Question: There is a graph that has $36$ edges, and where every vertex has degree at least $5$. What is the maximum number of vertices this graph could have?
I think the sum of degrees is $36\cdot 2$ which is $72$. And the sum of degrees is bigger or equal than adding the least degree of every vertices together.
Therefore, $72\geq 5n$ and then $14.4\geq n$, so the maximum number of vertices is $14$. Is it correct?
You did half of the job. You must show that there exists a graph on $n=14$ vertices with $36$ edges such that the minimum degree is $5$. I propose the following.

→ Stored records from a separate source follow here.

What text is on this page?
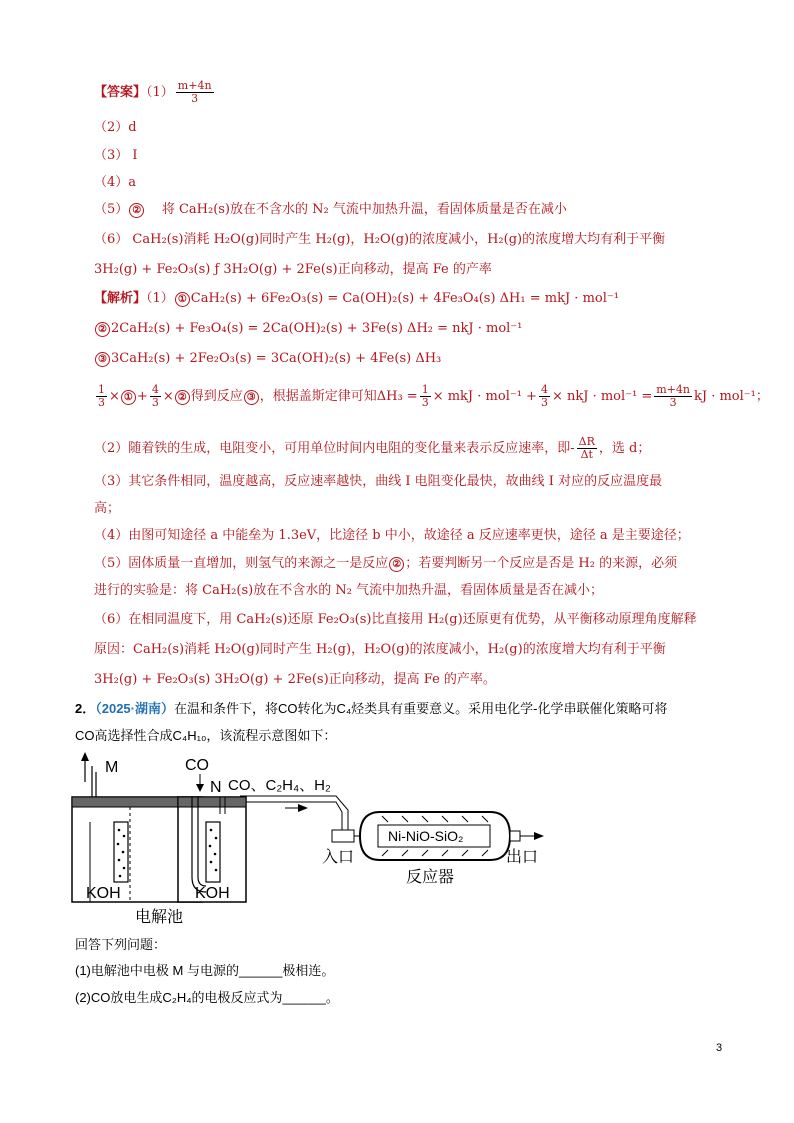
【答案】$(1) \frac{m+4n}{3}$
（2）d
（3） I
（4）a
（5） ② 将 CaH₂(s)放在不含水的 N₂ 气流中加热升温，看固体质量是否在减小
（6） CaH₂(s)消耗 H₂O(g)同时产生 H₂(g)，H₂O(g)的浓度减小，H₂(g)的浓度增大均有利于平衡
3H₂(g) + Fe₂O₃(s) ƒ 3H₂O(g) + 2Fe(s)正向移动，提高 Fe 的产率
【解析】（1） ① CaH₂(s) + 6Fe₂O₃(s) = Ca(OH)₂(s) + 4Fe₃O₄(s) ΔH₁ = mkJ · mol⁻¹
② 2CaH₂(s) + Fe₃O₄(s) = 2Ca(OH)₂(s) + 3Fe(s) ΔH₂ = nkJ · mol⁻¹
③ 3CaH₂(s) + 2Fe₂O₃(s) = 3Ca(OH)₂(s) + 4Fe(s) ΔH₃
$\frac{1}{3}$ × ① + $\frac{4}{3}$ × ② 得到反应 ③ ，根据盖斯定律可知$\Delta H_3 = \frac{1}{3}$ × mkJ · $mol^{-1} + \frac{4}{3}$ × nkJ · $mol^{-1} = \frac{m+4n}{3}$ kJ · mol⁻¹；
（2）随着铁的生成，电阻变小，可用单位时间内电阻的变化量来表示反应速率，即- $\frac{\Delta R}{\Delta t}$ ，选 d；
（3）其它条件相同，温度越高，反应速率越快，曲线 I 电阻变化最快，故曲线 I 对应的反应温度最
高；
（4）由图可知途径 a 中能垒为 1.3eV，比途径 b 中小，故途径 a 反应速率更快，途径 a 是主要途径；
（5）固体质量一直增加，则氢气的来源之一是反应 ② ；若要判断另一个反应是否是 H₂ 的来源，必须
进行的实验是：将 CaH₂(s)放在不含水的 N₂ 气流中加热升温，看固体质量是否在减小；
（6）在相同温度下，用 CaH₂(s)还原 Fe₂O₃(s)比直接用 H₂(g)还原更有优势，从平衡移动原理角度解释
原因：CaH₂(s)消耗 H₂O(g)同时产生 H₂(g)，H₂O(g)的浓度减小，H₂(g)的浓度增大均有利于平衡
3H₂(g) + Fe₂O₃(s) 3H₂O(g) + 2Fe(s)正向移动，提高 Fe 的产率。
2．（2025·湖南）在温和条件下，将CO转化为C₄烃类具有重要意义。采用电化学-化学串联催化策略可将
CO高选择性合成C₄H₁₀，该流程示意图如下：
M
KOH
CO
N
KOH
电解池
CO、C₂H₄、H₂
Ni-NiO-SiO₂
入口	出口
反应器
回答下列问题：
(1)电解池中电极 M 与电源的______极相连。
(2)CO放电生成C₂H₄的电极反应式为______。
3
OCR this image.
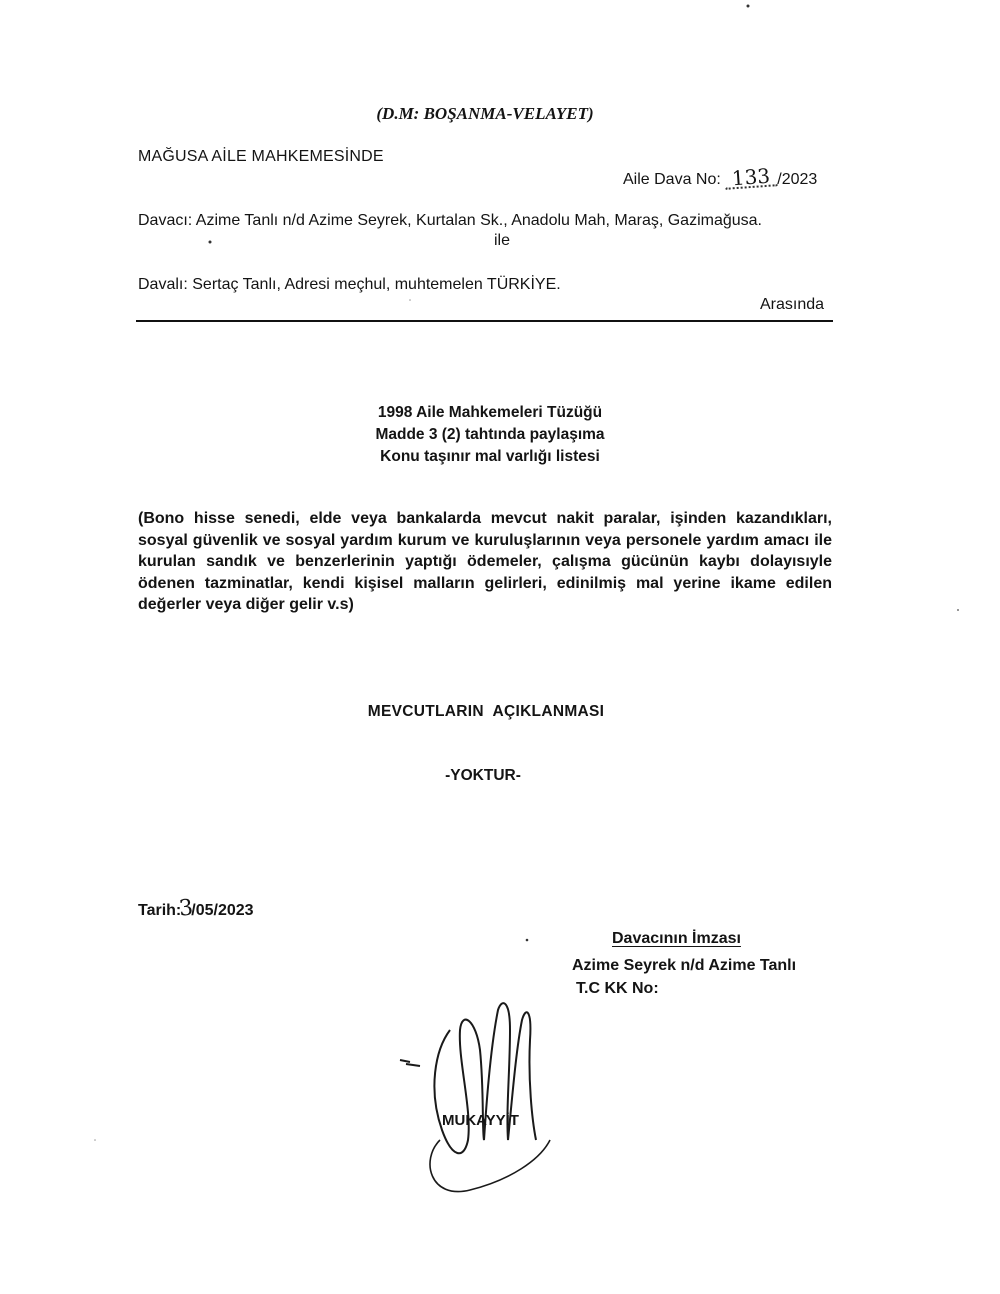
(D.M: BOŞANMA-VELAYET)
MAĞUSA AİLE MAHKEMESİNDE
Aile Dava No: 133 /2023
Davacı: Azime Tanlı n/d Azime Seyrek, Kurtalan Sk., Anadolu Mah, Maraş, Gazimağusa.
ile
Davalı: Sertaç Tanlı, Adresi meçhul, muhtemelen TÜRKİYE.
Arasında
1998 Aile Mahkemeleri Tüzüğü
Madde 3 (2) tahtında paylaşıma
Konu taşınır mal varlığı listesi
(Bono hisse senedi, elde veya bankalarda mevcut nakit paralar, işinden kazandıkları, sosyal güvenlik ve sosyal yardım kurum ve kuruluşlarının veya personele yardım amacı ile kurulan sandık ve benzerlerinin yaptığı ödemeler, çalışma gücünün kaybı dolayısıyle ödenen tazminatlar, kendi kişisel malların gelirleri, edinilmiş mal yerine ikame edilen değerler veya diğer gelir v.s)
MEVCUTLARIN  AÇIKLANMASI
-YOKTUR-
Tarih:3/05/2023
Davacının İmzası
Azime Seyrek n/d Azime Tanlı
T.C KK No:
MUKAYYİT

Let $G$ be a graph on $14$ vertices with two (vertex-induced) subgraphs $G_1$ and $G_2$. The subgraph $G_1$ is isomorphic to the complete graph $K_6$ (this it has already taken $\displaystyle \binom{6}{2}=15$ edges). The subgraph $G_2$ has $8$ vertices $v_1,v_2,\ldots,v_8$. For each $i\in\{1,2,\ldots,8\}$, join $v_i$ with $v_{i-2}$, $v_{i-1}$, $v_{i+1}$, $v_{i+2}$, and $v_{i+4}$ (indices are calculated modulo $8$). Thus, $G_2$ has $\dfrac{1}{2}\cdot 8\cdot 5=20$ edges. We now need one last edge. Just pick one vertex of $G_1$ and one vertex of $G_2$, then join them with an edge.